Reese cautioned against comparing your surroundings to what you see on TV or in magazines.
“I always say that ‘neat’ doesn’t have to mean ‘pretty,’” she said.
As an example, she mentioned a client who preferred organizing paperwork in shoeboxes.
“I asked them, ‘Does that work for you?’” she said. “And it did, and that’s what’s important.“
Reese understands that it can be hard at the beginning, especially for people tackling a project on their own.
“Try to be patient with yourself,” she said. “Don’t carve out an entire Saturday—budget small amounts of time to start—even just 15 minutes at a time. Try tackling one shelf or one little corner or maybe decorations from just one particular holiday.”
Inherently, it’s extremely personal work.

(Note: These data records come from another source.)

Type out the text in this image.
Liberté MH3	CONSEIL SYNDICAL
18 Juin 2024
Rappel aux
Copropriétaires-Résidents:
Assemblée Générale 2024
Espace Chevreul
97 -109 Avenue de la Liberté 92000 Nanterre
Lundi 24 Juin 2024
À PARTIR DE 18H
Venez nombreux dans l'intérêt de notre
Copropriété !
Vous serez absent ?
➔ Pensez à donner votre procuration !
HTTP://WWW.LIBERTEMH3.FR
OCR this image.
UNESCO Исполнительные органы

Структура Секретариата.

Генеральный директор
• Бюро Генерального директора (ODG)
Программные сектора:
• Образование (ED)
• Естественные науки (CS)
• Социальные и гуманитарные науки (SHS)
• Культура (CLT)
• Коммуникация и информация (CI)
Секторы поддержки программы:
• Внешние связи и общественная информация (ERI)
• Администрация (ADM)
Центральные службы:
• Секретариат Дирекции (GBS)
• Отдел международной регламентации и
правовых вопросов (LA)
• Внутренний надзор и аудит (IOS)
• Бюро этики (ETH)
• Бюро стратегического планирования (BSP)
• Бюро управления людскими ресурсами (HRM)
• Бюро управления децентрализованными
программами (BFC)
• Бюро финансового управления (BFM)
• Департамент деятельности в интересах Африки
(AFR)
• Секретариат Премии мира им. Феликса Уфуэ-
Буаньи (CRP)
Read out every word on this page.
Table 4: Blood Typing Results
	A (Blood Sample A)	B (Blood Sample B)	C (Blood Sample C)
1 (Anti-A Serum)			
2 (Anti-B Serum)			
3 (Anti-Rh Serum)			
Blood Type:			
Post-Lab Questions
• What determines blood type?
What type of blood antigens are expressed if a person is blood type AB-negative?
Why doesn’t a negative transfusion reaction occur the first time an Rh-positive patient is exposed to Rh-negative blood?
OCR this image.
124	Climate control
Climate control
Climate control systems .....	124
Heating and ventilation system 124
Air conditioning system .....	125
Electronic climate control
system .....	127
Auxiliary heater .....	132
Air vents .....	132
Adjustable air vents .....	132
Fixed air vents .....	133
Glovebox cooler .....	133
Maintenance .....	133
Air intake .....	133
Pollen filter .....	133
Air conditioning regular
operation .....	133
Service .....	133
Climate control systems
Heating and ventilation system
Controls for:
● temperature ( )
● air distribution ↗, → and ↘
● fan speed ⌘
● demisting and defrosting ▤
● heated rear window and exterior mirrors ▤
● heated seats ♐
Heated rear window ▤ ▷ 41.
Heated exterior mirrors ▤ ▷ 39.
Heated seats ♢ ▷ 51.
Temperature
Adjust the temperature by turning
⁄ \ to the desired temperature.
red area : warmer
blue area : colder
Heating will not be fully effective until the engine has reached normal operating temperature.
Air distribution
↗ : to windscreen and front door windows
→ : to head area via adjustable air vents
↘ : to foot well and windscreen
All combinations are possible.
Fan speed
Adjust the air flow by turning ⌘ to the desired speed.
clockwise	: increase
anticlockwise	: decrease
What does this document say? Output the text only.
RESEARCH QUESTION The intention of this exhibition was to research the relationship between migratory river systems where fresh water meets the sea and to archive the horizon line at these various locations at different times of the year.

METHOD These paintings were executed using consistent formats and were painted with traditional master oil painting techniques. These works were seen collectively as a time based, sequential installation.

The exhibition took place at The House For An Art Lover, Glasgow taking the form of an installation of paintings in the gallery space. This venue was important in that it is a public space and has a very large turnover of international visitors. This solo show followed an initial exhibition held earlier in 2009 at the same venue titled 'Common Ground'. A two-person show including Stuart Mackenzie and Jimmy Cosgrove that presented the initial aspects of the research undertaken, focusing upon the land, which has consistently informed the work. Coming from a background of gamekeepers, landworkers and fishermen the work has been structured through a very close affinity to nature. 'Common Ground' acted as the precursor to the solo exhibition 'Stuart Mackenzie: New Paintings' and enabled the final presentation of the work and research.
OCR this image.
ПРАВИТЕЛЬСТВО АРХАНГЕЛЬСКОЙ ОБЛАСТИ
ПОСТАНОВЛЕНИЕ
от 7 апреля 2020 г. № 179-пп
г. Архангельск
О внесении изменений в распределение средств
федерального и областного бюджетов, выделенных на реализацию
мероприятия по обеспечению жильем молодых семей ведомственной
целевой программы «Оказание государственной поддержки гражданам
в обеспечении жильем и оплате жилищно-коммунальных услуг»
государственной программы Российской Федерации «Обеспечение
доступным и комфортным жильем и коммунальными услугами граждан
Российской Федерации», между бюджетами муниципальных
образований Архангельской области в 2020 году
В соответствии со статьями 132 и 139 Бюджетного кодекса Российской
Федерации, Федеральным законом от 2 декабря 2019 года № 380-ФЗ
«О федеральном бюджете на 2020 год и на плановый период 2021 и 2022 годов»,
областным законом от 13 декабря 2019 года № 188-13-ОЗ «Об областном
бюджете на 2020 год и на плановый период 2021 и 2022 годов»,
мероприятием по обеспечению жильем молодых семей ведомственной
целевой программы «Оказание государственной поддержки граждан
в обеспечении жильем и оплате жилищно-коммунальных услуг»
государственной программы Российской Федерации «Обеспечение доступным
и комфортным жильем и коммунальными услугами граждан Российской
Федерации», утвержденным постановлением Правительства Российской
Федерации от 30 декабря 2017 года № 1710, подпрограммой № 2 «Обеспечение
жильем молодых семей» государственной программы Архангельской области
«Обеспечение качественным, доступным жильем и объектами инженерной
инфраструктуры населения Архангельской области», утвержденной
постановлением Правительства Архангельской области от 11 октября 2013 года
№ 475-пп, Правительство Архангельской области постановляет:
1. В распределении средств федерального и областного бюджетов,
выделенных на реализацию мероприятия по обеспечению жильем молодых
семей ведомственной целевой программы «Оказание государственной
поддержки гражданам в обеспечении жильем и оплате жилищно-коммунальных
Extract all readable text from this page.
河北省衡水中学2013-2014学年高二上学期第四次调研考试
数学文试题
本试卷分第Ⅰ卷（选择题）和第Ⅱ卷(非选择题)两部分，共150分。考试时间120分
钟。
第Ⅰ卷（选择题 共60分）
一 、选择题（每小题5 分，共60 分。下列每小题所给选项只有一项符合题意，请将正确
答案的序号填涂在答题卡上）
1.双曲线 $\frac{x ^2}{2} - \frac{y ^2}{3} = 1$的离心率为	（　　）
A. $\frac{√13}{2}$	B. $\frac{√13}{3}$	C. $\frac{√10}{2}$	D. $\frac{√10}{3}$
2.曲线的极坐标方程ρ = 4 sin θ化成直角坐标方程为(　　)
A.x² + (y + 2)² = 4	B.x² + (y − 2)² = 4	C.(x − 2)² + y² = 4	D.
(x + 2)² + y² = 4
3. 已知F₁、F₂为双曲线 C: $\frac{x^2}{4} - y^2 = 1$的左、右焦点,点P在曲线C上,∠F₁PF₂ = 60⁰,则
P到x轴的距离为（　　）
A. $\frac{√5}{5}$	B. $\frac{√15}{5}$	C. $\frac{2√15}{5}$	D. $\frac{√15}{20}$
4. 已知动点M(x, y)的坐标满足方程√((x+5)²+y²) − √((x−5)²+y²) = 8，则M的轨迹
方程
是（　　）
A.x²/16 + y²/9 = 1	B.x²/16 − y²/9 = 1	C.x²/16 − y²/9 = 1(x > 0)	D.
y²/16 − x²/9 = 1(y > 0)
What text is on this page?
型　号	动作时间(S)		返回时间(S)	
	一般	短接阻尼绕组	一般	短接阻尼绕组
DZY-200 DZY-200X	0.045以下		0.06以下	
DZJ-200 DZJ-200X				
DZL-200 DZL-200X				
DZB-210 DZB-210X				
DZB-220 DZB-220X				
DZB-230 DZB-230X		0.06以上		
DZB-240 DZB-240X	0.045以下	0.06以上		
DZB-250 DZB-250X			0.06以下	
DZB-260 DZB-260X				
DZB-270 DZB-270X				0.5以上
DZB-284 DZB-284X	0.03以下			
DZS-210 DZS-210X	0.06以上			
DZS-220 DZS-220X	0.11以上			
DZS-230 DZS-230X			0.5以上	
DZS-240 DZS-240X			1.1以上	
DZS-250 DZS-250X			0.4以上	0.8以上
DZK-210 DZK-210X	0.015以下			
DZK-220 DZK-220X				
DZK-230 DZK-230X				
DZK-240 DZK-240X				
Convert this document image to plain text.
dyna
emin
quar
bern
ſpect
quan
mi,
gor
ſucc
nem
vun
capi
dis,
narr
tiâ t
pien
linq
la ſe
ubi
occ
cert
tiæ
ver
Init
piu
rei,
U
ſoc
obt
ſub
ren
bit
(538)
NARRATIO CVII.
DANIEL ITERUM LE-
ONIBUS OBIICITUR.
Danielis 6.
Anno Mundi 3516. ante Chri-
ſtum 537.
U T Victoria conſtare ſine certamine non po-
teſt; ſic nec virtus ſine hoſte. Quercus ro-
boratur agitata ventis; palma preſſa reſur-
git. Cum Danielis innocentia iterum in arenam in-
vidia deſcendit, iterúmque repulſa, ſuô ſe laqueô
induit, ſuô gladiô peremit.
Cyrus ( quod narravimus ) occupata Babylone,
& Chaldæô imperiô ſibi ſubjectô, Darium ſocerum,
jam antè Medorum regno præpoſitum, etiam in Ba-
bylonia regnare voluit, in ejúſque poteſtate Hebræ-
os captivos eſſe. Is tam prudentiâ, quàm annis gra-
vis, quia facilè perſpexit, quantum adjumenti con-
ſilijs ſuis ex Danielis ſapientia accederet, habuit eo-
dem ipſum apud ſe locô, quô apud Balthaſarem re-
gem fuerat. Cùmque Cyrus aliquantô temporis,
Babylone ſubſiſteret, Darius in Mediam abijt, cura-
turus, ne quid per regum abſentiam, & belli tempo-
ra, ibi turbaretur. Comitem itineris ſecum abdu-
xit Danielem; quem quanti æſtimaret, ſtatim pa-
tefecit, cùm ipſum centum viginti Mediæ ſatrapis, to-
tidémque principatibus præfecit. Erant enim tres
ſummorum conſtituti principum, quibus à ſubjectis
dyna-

“Often times, I’m seeing the parts of people’s lives that they don’t want others to know are not so perfect,” she said.
So, trust is essential.
Reese understands that it isn’t always easy to let someone else see the less-than-HGTV-perfect parts of our lives and homes.
“It’s a big step to hire expert help, but it makes such a difference from the start,” she said. “I see the relief people start to feel as soon as they start to work through a project.”
But what’s it really like to let a personal organizer see behind the curtain, so to speak? To get a glimpse, I spoke with Vicki Holbrook, a client of Reese’s.
“I was struggling with carving out time to tackle some organizational projects,” she explained. “So, I figured scheduling someone to come in would force me to get started.”
Reese, said Holbrook, began by breaking down her large projects into manageable steps.
“I could tell right from the start that she wasn’t judgmental, nor did she make me feel like a lost cause organization-wise,” she said, laughing. “Plus, it’s just nice to work with someone by your side.”
Indeed, it’s always inspiring to meet people who love their work, and Reese, dating back to childhood, seems finally to have found her calling.
“Some of my greatest joys so far have been watching the transformations people experience as we work through things,” Reese said. “And they get organized.”